Categories: Campus Life, Devotional, Missions
I’m sitting in a double-wide trailer in Louisiana. This is not the exact place I would have pictured spending my spring break but here I am. It’s a regular fall day that’s hotter than any summer day we’ve ever had in my home state of Minnesota. I’m wearing a full hazmat suit, a mask, goggles and I can feel my sweat turning my clothes a different color. I breathe in the haunting smell of black mold as I walk through the trailer a joyful, goofy man named Russell calls home. It has been two months since the floods boldly came in and took thousands of peoples’ homes from them.
Russell told about his first date with Ruth, his wife. And share about their palm tree table, which his wife hated so much the couple hid it under a bed¾it was the only piece of furniture that made it out of the flood.
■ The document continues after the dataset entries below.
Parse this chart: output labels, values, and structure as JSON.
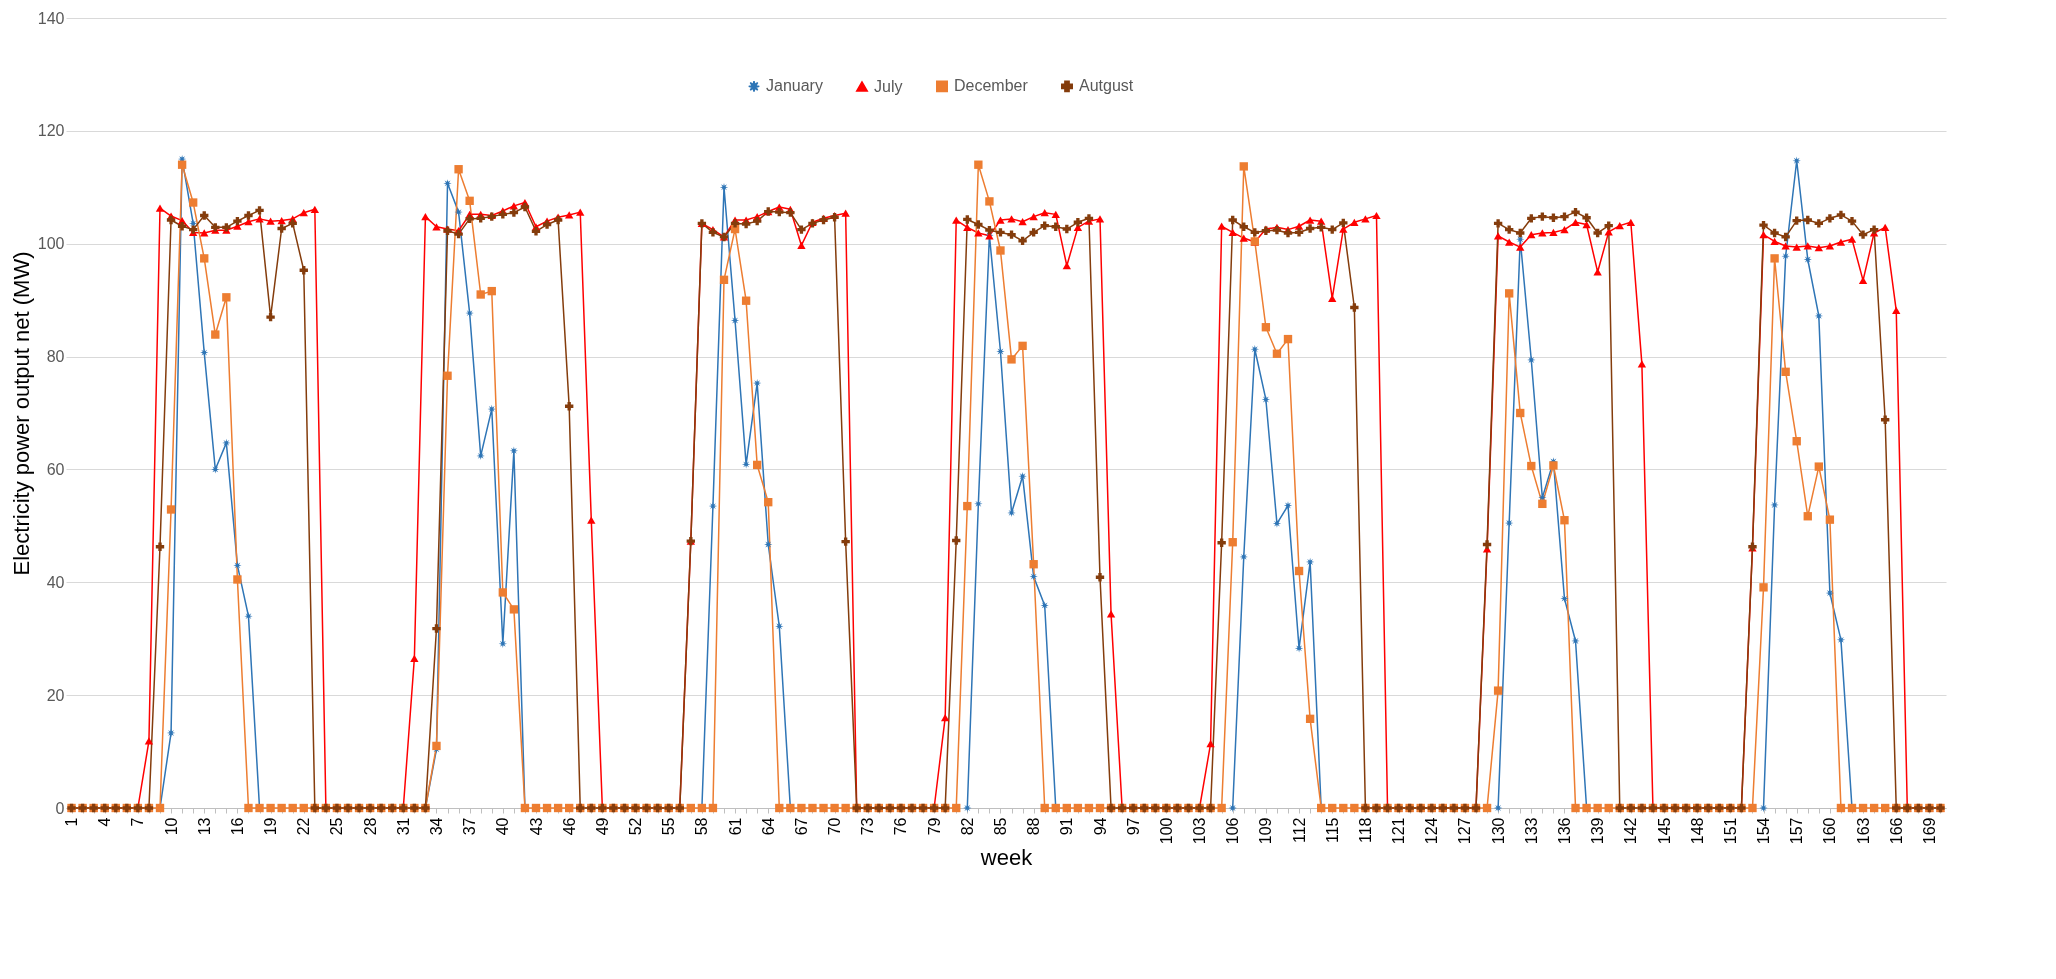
{
  "chart_data": {
    "type": "line",
    "xlabel": "week",
    "ylabel": "Electricity power output net (MW)",
    "categories": [
      "1",
      null,
      null,
      "4",
      null,
      null,
      "7",
      null,
      null,
      "10",
      null,
      null,
      "13",
      null,
      null,
      "16",
      null,
      null,
      "19",
      null,
      null,
      "22",
      null,
      null,
      "25",
      null,
      null,
      "28",
      null,
      null,
      "31",
      null,
      null,
      "34",
      null,
      null,
      "37",
      null,
      null,
      "40",
      null,
      null,
      "43",
      null,
      null,
      "46",
      null,
      null,
      "49",
      null,
      null,
      "52",
      null,
      null,
      "55",
      null,
      null,
      "58",
      null,
      null,
      "61",
      null,
      null,
      "64",
      null,
      null,
      "67",
      null,
      null,
      "70",
      null,
      null,
      "73",
      null,
      null,
      "76",
      null,
      null,
      "79",
      null,
      null,
      "82",
      null,
      null,
      "85",
      null,
      null,
      "88",
      null,
      null,
      "91",
      null,
      null,
      "94",
      null,
      null,
      "97",
      null,
      null,
      "100",
      null,
      null,
      "103",
      null,
      null,
      "106",
      null,
      null,
      "109",
      null,
      null,
      "112",
      null,
      null,
      "115",
      null,
      null,
      "118",
      null,
      null,
      "121",
      null,
      null,
      "124",
      null,
      null,
      "127",
      null,
      null,
      "130",
      null,
      null,
      "133",
      null,
      null,
      "136",
      null,
      null,
      "139",
      null,
      null,
      "142",
      null,
      null,
      "145",
      null,
      null,
      "148",
      null,
      null,
      "151",
      null,
      null,
      "154",
      null,
      null,
      "157",
      null,
      null,
      "160",
      null,
      null,
      "163",
      null,
      null,
      "166",
      null,
      null,
      "169",
      null
    ],
    "ylim": [
      0,
      140
    ],
    "yticks": [
      0,
      20,
      40,
      60,
      80,
      100,
      120,
      140
    ],
    "grid": "y",
    "legend": "top",
    "series": [
      {
        "name": "January",
        "color": "#2e75b6",
        "marker": "star",
        "values": [
          null,
          null,
          null,
          null,
          null,
          null,
          null,
          null,
          0,
          13.3,
          115,
          103.6,
          80.7,
          60,
          64.7,
          43,
          34,
          0,
          null,
          null,
          null,
          null,
          null,
          null,
          null,
          null,
          null,
          null,
          null,
          null,
          null,
          null,
          0,
          10.4,
          110.7,
          105.6,
          87.7,
          62.4,
          70.7,
          29.1,
          63.3,
          0,
          null,
          null,
          null,
          null,
          null,
          null,
          null,
          null,
          null,
          null,
          null,
          null,
          null,
          null,
          null,
          0,
          53.5,
          110,
          86.4,
          60.9,
          75.3,
          46.7,
          32.2,
          0,
          null,
          null,
          null,
          null,
          null,
          null,
          null,
          null,
          null,
          null,
          null,
          null,
          null,
          null,
          null,
          0,
          53.9,
          101.5,
          80.9,
          52.3,
          58.8,
          41,
          35.9,
          0,
          null,
          null,
          null,
          null,
          null,
          null,
          null,
          null,
          null,
          null,
          null,
          null,
          null,
          null,
          null,
          0,
          44.5,
          81.3,
          72.4,
          50.4,
          53.6,
          28.3,
          43.6,
          0,
          null,
          null,
          null,
          null,
          null,
          null,
          null,
          null,
          null,
          null,
          null,
          null,
          null,
          null,
          null,
          0,
          50.5,
          100.8,
          79.4,
          55,
          61.4,
          37.1,
          29.6,
          0,
          null,
          null,
          null,
          null,
          null,
          null,
          null,
          null,
          null,
          null,
          null,
          null,
          null,
          null,
          null,
          0,
          53.7,
          97.8,
          114.7,
          97.2,
          87.2,
          38.1,
          29.8,
          0,
          null,
          null,
          null,
          null,
          null,
          null,
          null,
          null
        ]
      },
      {
        "name": "July",
        "color": "#ff0000",
        "marker": "triangle",
        "values": [
          0,
          0,
          0,
          0,
          0,
          0,
          0,
          11.9,
          106.3,
          104.9,
          104.1,
          102,
          101.9,
          102.4,
          102.4,
          103.1,
          103.9,
          104.4,
          104,
          104.1,
          104.4,
          105.5,
          106.1,
          0,
          0,
          0,
          0,
          0,
          0,
          0,
          0,
          26.5,
          104.8,
          103,
          102.6,
          102.3,
          105.2,
          105.2,
          105,
          105.8,
          106.7,
          107.3,
          103,
          104,
          104.7,
          105.1,
          105.6,
          51,
          0,
          0,
          0,
          0,
          0,
          0,
          0,
          0,
          47.3,
          103.6,
          102.5,
          101.2,
          104.2,
          104.2,
          104.8,
          105.7,
          106.5,
          106.1,
          99.7,
          103.8,
          104.5,
          105,
          105.4,
          0,
          0,
          0,
          0,
          0,
          0,
          0,
          0,
          16,
          104.2,
          102.9,
          101.9,
          101.4,
          104.2,
          104.4,
          103.9,
          104.8,
          105.5,
          105.2,
          96.1,
          102.9,
          104,
          104.4,
          34.4,
          0,
          0,
          0,
          0,
          0,
          0,
          0,
          0,
          11.4,
          103.1,
          102,
          101,
          100.3,
          102.6,
          102.9,
          102.5,
          103.1,
          104.2,
          104,
          90.3,
          102.6,
          103.8,
          104.4,
          105,
          0,
          0,
          0,
          0,
          0,
          0,
          0,
          0,
          0,
          45.9,
          101.4,
          100.3,
          99.4,
          101.6,
          101.9,
          102,
          102.5,
          103.8,
          103.4,
          95,
          102.1,
          103.2,
          103.8,
          78.7,
          0,
          0,
          0,
          0,
          0,
          0,
          0,
          0,
          0,
          46.1,
          101.6,
          100.4,
          99.6,
          99.4,
          99.6,
          99.3,
          99.6,
          100.3,
          100.8,
          93.5,
          101.9,
          102.9,
          88.2,
          0,
          0,
          0,
          0
        ]
      },
      {
        "name": "December",
        "color": "#ed7d31",
        "marker": "square",
        "values": [
          0,
          0,
          0,
          0,
          0,
          0,
          0,
          0,
          0,
          52.9,
          114,
          107.3,
          97.4,
          83.9,
          90.5,
          40.5,
          0,
          0,
          0,
          0,
          0,
          0,
          0,
          0,
          0,
          0,
          0,
          0,
          0,
          0,
          0,
          0,
          0,
          11,
          76.6,
          113.2,
          107.6,
          91,
          91.6,
          38.2,
          35.2,
          0,
          0,
          0,
          0,
          0,
          0,
          0,
          0,
          0,
          0,
          0,
          0,
          0,
          0,
          0,
          0,
          0,
          0,
          93.6,
          102.6,
          89.9,
          60.8,
          54.2,
          0,
          0,
          0,
          0,
          0,
          0,
          0,
          0,
          0,
          0,
          0,
          0,
          0,
          0,
          0,
          0,
          0,
          53.5,
          114,
          107.5,
          98.8,
          79.5,
          81.9,
          43.2,
          0,
          0,
          0,
          0,
          0,
          0,
          0,
          0,
          0,
          0,
          0,
          0,
          0,
          0,
          0,
          0,
          0,
          47.1,
          113.7,
          100.4,
          85.2,
          80.5,
          83.1,
          42,
          15.8,
          0,
          0,
          0,
          0,
          0,
          0,
          0,
          0,
          0,
          0,
          0,
          0,
          0,
          0,
          0,
          0,
          20.8,
          91.2,
          70,
          60.6,
          53.9,
          60.7,
          51,
          0,
          0,
          0,
          0,
          0,
          0,
          0,
          0,
          0,
          0,
          0,
          0,
          0,
          0,
          0,
          0,
          0,
          39.1,
          97.4,
          77.3,
          65,
          51.7,
          60.5,
          51.1,
          0,
          0,
          0,
          0,
          0,
          0,
          0,
          0,
          0,
          0
        ]
      },
      {
        "name": "Autgust",
        "color": "#843c0c",
        "marker": "cross",
        "values": [
          0,
          0,
          0,
          0,
          0,
          0,
          0,
          0,
          46.3,
          104.2,
          103.1,
          102.5,
          105,
          102.9,
          102.9,
          104,
          105,
          105.9,
          87,
          102.7,
          103.6,
          95.3,
          0,
          0,
          0,
          0,
          0,
          0,
          0,
          0,
          0,
          0,
          0,
          31.8,
          102.3,
          101.7,
          104.4,
          104.5,
          104.8,
          105.2,
          105.5,
          106.5,
          102.2,
          103.4,
          104.2,
          71.2,
          0,
          0,
          0,
          0,
          0,
          0,
          0,
          0,
          0,
          0,
          47.3,
          103.6,
          102,
          101.2,
          103.6,
          103.5,
          104,
          105.7,
          105.6,
          105.5,
          102.5,
          103.6,
          104.2,
          104.7,
          47.2,
          0,
          0,
          0,
          0,
          0,
          0,
          0,
          0,
          0,
          47.4,
          104.3,
          103.4,
          102.4,
          102,
          101.6,
          100.5,
          102,
          103.2,
          103,
          102.6,
          103.8,
          104.5,
          40.9,
          0,
          0,
          0,
          0,
          0,
          0,
          0,
          0,
          0,
          0,
          47,
          104.2,
          103,
          102,
          102.3,
          102.4,
          101.9,
          102,
          102.7,
          102.9,
          102.5,
          103.7,
          88.7,
          0,
          0,
          0,
          0,
          0,
          0,
          0,
          0,
          0,
          0,
          0,
          46.7,
          103.6,
          102.5,
          101.9,
          104.5,
          104.8,
          104.6,
          104.8,
          105.6,
          104.6,
          101.9,
          103.2,
          0,
          0,
          0,
          0,
          0,
          0,
          0,
          0,
          0,
          0,
          0,
          0,
          46.3,
          103.3,
          101.9,
          101.2,
          104.1,
          104.2,
          103.6,
          104.5,
          105.1,
          104,
          101.6,
          102.5,
          68.8,
          0,
          0,
          0,
          0,
          0
        ]
      }
    ]
  }
}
I walk by the overwhelming pile of molded trash that lies by the trash can at the side of the road. Things weren’t always this way, at one time this trash was cherished. I’m sure in that pile lies a summer dress that Ruth loved so much because it brought out her eyes and she felt like she could conquer the world in it. I’m sure in that pile lies a journal that’s water logged and you can no longer read the stories and memories that have been scribbled in there. Everything this sweet family has ever known is completely gone.
“Just an interruption,” Russell said. Excuse me, what? This flood wiped out everything this family ever owned. And Russell says, “This is only an interruption, to gaze our eyes on Jesus.” What?
He said, “We get so caught up on the things of this world and I couldn’t be more thankful for it being taken away because I now get to rely solely on Jesus.”
Here we are. We drove 12-hours to minister to this family who turns right back to us and challenges our faith in a way that brings conviction and a joy that surpasses everything this world has to offer us.
Russell told us how he prays for interruptions. When we look at the life of Jesus, we can see the way He embraced and welcomed interruptions. In Mark 5, Jesus was on His way to heal Jairus’ daughter and was stopped by a lowly woman who had been bleeding for 12 long years. Now this woman wasn’t socially accepted and was considered an outcast, but not to Jesus. Jesus stopped in His tracks, welcomed her, looked her in the eyes and called her daughter.
I left that trip to Louisiana praying to Jesus a simple prayer, “Lord interrupt me when I fix my eyes on anything else but you. Set my gaze upon you. I trust You.”